Bilim insanları, savaşların tarih öncesi dönemlerde avcı-toplayıcı ekonomiden devlet örgütlenmesi ve üretimine geçişle başladığını belirtiyor. Temel nedenleri ekonomik ve kaynak paylaşımı olmasına rağmen yöneticilerin ve din adamlarının dini ve milliyetçi söylemlerle toplumu ve askerleri yönlendirmesini nasıl değerlendirebiliriz?
Toplumu motive etmek için dini ve milliyetçi söylemler kullanılıyor. Bir dine veya millete ait olmak için herhangi bir şey yapmanıza gerek yoktur. Çalışmaya gerek yok, çabaya gerek yok. Ortalama bir insana bu ikili doğal görünüyor. Bu açıklamalar, toplumu, egemen sınıfların çıkarlarının toplumun çıkarları olduğuna inandırdığı ölçüde başarılıdır.
GÜNÜMÜZÜN SAVAŞLARI EKONOMİK VE DOĞAL KAYNAKLARIN PAYLAŞIMIDIR
Antik çağda savaşların asıl nedeni; İmparatorluğun zenginliğini artırmak, doğal kaynakları ve ekonomik açıdan güçlü bölgeleri ele geçirmek, ekonomik krizi savaşla aşmak, ekonomik kriz nedeniyle zayıflayan devletleri ve toprakları ilhak etmek diyebilir miyiz? Büyük güçlerin sınırlı sınırları nedeniyle daha fazla kaynak elde tutma hırsı günümüzde savaşların nedeni midir? Son savaşlar petrol savaşları mı?
Söyleyebiliriz; Ama bunlar aslında kaynak paylaşımı sorunlarının sahneleri. Günümüzde savaşlar ekonomik ve doğal kaynakların paylaşımıdır. Ama kavga edenler için durum böyle değil. Mücadele edenlerin uyanması gerekiyor.
HER SAVAŞTA SİLAH BÖLÜMÜ, HER BARIŞTA İNŞAAT BÖLÜMÜ KOLLARI SIVAR
Savaş endüstrisi insanlığı savaşa nasıl teşvik ediyor?
Savaş endüstrisi savaşan tarafları tırmalıyor; Her iki tarafa da silah satmaya çalışıyor. Bir taraf ölümcüllük açısından en ‘gelişmiş’ silahları satın alıyor. Karşı taraf durursa daha öldürücü silahların peşinde demektir. Bir başka emsal ise şu: ABD, işgal altındaki Afganistan’da son teknoloji silahlarını deniyordu. Bir gün çıkıp şöyle dediler: “Bütün bombaların babasını biz icat ettik. “Tek vuruşta bu kadar insanı ‘etkisiz hale getiriyor’.” Bunu kınaması beklenen Rusya da çıkıp şöyle dedi: “Öyle bir şey mi… Bombaların anasını bulduk. Bizimki şu kadar insanı öldürüyor…”

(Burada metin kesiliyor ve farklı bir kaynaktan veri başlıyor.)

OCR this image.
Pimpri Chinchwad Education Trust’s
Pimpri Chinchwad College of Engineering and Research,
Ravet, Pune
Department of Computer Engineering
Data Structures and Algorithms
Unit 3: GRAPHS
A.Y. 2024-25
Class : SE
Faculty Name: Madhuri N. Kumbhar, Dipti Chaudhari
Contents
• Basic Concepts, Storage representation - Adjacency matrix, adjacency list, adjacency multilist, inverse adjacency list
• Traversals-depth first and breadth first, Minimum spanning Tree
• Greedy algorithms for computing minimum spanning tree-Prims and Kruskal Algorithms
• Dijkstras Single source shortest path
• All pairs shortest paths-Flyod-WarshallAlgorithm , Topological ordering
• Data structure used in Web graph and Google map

Savaşların bir diğer nedeni ise; Yıkılan şehirlerin ve ülkelerin kurtarılması ve yeniden inşasında şirket kapitalizminin rolü nedir? Örneğin Ukrayna’nın yeniden inşasının maliyetinin 411 milyar dolar olduğu tahmin ediliyor.
Her savaşta silah sektörü harekete geçer, her barışta inşaat sektörü kolları sıvar.
Bir de bu var; Bazıları dünyadaki doğal durumun savaş olduğunu, barış dönemlerinin ise istisna olduğunu savunuyor. Ekonomik ve doğal kaynakların paylaşımı nedeniyle savaşın normal olduğunu, caydırıcılık nedeniyle savaşların durduğunu, barışın kalıcı olmadığını, savaş endüstrisinin sürekli yeni savaşlara hazırlandığını savunuyor.
Bu doğru olabilir. Caydırıcılık denilince akla ilk olarak Kuzey Kore geliyor. Kuzey Kore’nin nükleer silahları olmasaydı bugün zaten işgal edilmiş olurdu. Yani bazen duvarda asılı olan silah sonradan patlamaz. Orada durması çatışmayı önlüyor.